There is not agreement, however, about whether the dog was mistreated and died as a result of Vargas exhibit."

The argument doesn't seem over. Did the dog actually die of starvation? Did it escape after a day and its three hours of being tethered to the exhibit, and find a similar or even worse fate in the streets of Nicaragua? Was it fed well while being used by the artist as an example of the horrible conditions of stray dogs?
I'm a little confused, because the artist also exhibited a sign above the dog, saying "Eres lo que lees": You are what you read, while also burning 175 crack rocks in a nearby censer. Were they all part of the same artistic installment?

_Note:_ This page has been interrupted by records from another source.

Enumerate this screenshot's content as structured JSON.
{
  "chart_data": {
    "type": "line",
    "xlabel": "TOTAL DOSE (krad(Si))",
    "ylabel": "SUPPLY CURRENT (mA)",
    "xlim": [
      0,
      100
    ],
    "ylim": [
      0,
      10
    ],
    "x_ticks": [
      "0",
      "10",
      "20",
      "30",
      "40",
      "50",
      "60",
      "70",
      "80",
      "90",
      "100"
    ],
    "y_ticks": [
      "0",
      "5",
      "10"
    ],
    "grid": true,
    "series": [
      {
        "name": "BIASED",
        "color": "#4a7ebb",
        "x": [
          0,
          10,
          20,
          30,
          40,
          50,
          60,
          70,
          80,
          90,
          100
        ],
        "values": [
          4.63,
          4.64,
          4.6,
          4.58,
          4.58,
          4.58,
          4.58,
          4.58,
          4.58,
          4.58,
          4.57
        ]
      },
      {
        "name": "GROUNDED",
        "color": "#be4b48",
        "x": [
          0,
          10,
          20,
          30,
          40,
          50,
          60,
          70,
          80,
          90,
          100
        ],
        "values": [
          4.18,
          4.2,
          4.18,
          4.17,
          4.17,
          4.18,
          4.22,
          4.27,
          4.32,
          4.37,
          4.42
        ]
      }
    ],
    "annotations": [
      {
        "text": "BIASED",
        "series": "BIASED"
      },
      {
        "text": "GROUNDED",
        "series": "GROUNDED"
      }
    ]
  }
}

What is the combined aesthetic here? Does it make sense, and is it even the artist's job to make sense?
This blog is setup to monitor the artist, and continue circulating a sort of e-novena with the purpose of remembering Natividad, the dog that the artist used for his exhibit. Here is a tacky youtube video, replete with terribly sentimental (read: pointlessly emotional) music, which doesn't get any closer to the issue at hand.
This blog says x and y about this artist, yet doesn't provide great sources. It states that his myspace has him admitting he killed the dog, but doesn't provide a link to his myspace. So where is the proof? It says that its sole purpose is to act against further disinformation, but at what point does it become anything other than that simply because it won't credit its source.

Leave it to deviantart to provide some interesting thought on the matter.

My thoughts on the matter are as follows. Aesthetically, artists should be free to do whatever they want, just like other humans, as long as they aren't harming someone. I guess I call this the John Stuart Mill aesthetic, getting the idea directly from his "On Liberty," my personally favorite work on political philosophy. In this case, how do you define that? Say the dog was fed well, or escaped, and the artist didn't kill it. It's still.. retarded. Do you really need to show the dog starving below a sign saying, "you are what you read"? You are what you read? Hmm. You're also what you exhibit, which in this case is effete schlock which isn't really going to change anybody's callous heart anytime soon. Can people change, sure, but should something innocent suffer, even for three hours, to affect that change? No. It's just dumb and brutal, and essentially shows that the artist is no better than the dregs of society that he's supposed to be changing. It's sophomoric, aesthetically displeasing, and vacuous. Again, I'm about as liberal as they come. I don't care if people piss or shit on religious icons, let alone use manure to show how fertile the blessed virgin is. At the end of the day, whether through religion or science, we're all related. An icon is just an icon, but flesh and blood are flesh and blood. Shock my senses, break up my mouldered and staid worldview, but don't hurt something to make me more sensitive; it's pointless.